The two guards left without saying a word.

“Roland has Saiman.”

Jim smiled, showing me sharp white teeth. Saiman was on Jim’s kill when not needed anymore list. Saiman might have managed to secure Friend of the Pack status for himself, but the moment he did something to piss off the Pack, he’d feel Jim’s claws around his spine and Jim’s fangs on his throat.

“He’s a resident of Atlanta, so Curran and I will retrieve him.”

“You and Curran can do whatever you like. The Pack won’t get involved. There is no benefit for us. If this is what you came to talk about, this will be a short conversation.”

Ass. “No, I’m laying the groundwork. I went to see my father, as you know.”

“You pissed him off.” Jim studied me.

Yep, the scout had reported to him already.

“Yes. He refuses to return Saiman, which forces me to act. He can’t handle the fact that I’m here and I have autonomy. He’s unable to deal with another authority, especially because I’m his daughter.”

“I’m still waiting to hear how any of this concerns me.”

“The Witch Oracle has been looking into the future repeatedly, over the past month. They predict a war. It will go one of two ways. One, my father kills Curran, the Pack is slaughtered, the city burns, the witches die.”

His face betrayed no emotion.

“Two, my father kills my son. Impales him on a spear. The Pack is slaughtered, the city burns, the witches die. I saw the visions. Hell on Earth is coming.” I leaned back. “We have four weeks before the first possibility might come to pass.”

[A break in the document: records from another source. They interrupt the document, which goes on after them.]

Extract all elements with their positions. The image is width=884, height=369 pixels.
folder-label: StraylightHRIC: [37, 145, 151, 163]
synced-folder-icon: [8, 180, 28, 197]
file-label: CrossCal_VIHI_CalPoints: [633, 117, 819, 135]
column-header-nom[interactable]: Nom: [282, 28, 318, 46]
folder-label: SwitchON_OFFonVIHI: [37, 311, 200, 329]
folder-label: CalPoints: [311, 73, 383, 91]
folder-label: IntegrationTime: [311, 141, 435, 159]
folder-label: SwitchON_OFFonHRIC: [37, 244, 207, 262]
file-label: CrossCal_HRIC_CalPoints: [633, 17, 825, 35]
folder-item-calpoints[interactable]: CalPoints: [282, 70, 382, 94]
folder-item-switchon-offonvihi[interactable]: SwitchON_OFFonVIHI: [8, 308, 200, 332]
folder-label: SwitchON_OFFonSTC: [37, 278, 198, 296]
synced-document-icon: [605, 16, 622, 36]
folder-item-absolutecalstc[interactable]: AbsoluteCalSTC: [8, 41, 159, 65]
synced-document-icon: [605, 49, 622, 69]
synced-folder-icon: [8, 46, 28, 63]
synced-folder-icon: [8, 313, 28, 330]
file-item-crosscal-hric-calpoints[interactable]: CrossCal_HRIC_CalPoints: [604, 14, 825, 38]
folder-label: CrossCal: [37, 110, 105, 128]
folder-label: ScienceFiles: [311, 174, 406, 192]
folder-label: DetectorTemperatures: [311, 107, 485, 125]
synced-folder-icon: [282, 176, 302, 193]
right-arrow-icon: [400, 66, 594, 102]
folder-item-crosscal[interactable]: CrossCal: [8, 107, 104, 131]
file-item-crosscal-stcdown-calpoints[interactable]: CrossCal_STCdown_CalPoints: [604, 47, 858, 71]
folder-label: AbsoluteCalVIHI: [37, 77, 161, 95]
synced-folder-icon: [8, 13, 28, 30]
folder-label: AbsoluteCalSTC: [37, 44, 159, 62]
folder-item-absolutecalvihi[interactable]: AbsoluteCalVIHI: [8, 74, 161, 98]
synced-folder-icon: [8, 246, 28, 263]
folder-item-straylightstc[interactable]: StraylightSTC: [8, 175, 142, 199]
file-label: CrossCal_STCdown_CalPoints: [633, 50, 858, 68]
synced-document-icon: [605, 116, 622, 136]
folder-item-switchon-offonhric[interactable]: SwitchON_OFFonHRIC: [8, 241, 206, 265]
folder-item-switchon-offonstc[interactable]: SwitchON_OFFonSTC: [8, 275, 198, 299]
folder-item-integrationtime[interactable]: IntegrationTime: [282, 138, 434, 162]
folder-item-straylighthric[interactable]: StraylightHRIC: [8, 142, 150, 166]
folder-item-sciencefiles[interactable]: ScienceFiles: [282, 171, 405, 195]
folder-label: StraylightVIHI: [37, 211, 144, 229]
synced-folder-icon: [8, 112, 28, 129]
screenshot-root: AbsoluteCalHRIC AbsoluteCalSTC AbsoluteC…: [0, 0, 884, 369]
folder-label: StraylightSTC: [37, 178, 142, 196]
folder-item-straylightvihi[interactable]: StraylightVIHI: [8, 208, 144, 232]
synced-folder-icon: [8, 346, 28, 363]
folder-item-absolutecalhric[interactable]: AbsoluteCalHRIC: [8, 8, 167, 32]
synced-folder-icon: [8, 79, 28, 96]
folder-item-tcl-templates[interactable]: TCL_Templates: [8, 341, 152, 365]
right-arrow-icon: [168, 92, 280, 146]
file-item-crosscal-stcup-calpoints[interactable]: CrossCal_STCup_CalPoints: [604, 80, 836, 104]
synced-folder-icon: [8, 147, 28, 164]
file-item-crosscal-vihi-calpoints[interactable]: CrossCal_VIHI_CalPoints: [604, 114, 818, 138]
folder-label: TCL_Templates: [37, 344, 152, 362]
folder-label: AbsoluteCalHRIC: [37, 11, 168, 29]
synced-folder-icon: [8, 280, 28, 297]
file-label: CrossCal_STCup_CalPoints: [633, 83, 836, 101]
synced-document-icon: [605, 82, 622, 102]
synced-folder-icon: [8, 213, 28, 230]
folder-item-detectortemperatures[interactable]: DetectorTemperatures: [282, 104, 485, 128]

Silence lay between us, heavy like a brick.

“Do you have a plan?” he asked.

“Yes. I need my aunt’s blood and bones.”

“Why?”

“So I can take them to Mishmar.”

He stared at me. A muscle jerked in his temple. Oh no. I’ve given the Beast Lord apoplexy. That seemed to be my calling in life.

“Are you okay?”

“I’m trying to decide if I really heard what you said or if somehow my brain quit on me and I hallucinated.”

“Take your time.”

“Mishmar. Your father’s hellish prison he cobbled together from the remains of office buildings from Omaha, which he destroyed. The Mishmar that’s stuffed to the brink with mutated vampires. That Mishmar.”

“Yes.”

“You barely got out alive from Mishmar the last time, and you had Curran, me, two alphas, one of the best fighters in the Pack, the best Master of the Dead in Atlanta, and Nasrin, the miracle-working medmage. You even had a guide. We still barely escaped.”

“I’m not going in deep. Only to my grandmother’s body.”

“Okay, I’ll bite. Why?”

“I’m going to bring my aunt’s remains to my grandmother and beg for her help.” Every convincing lie had some truth to it.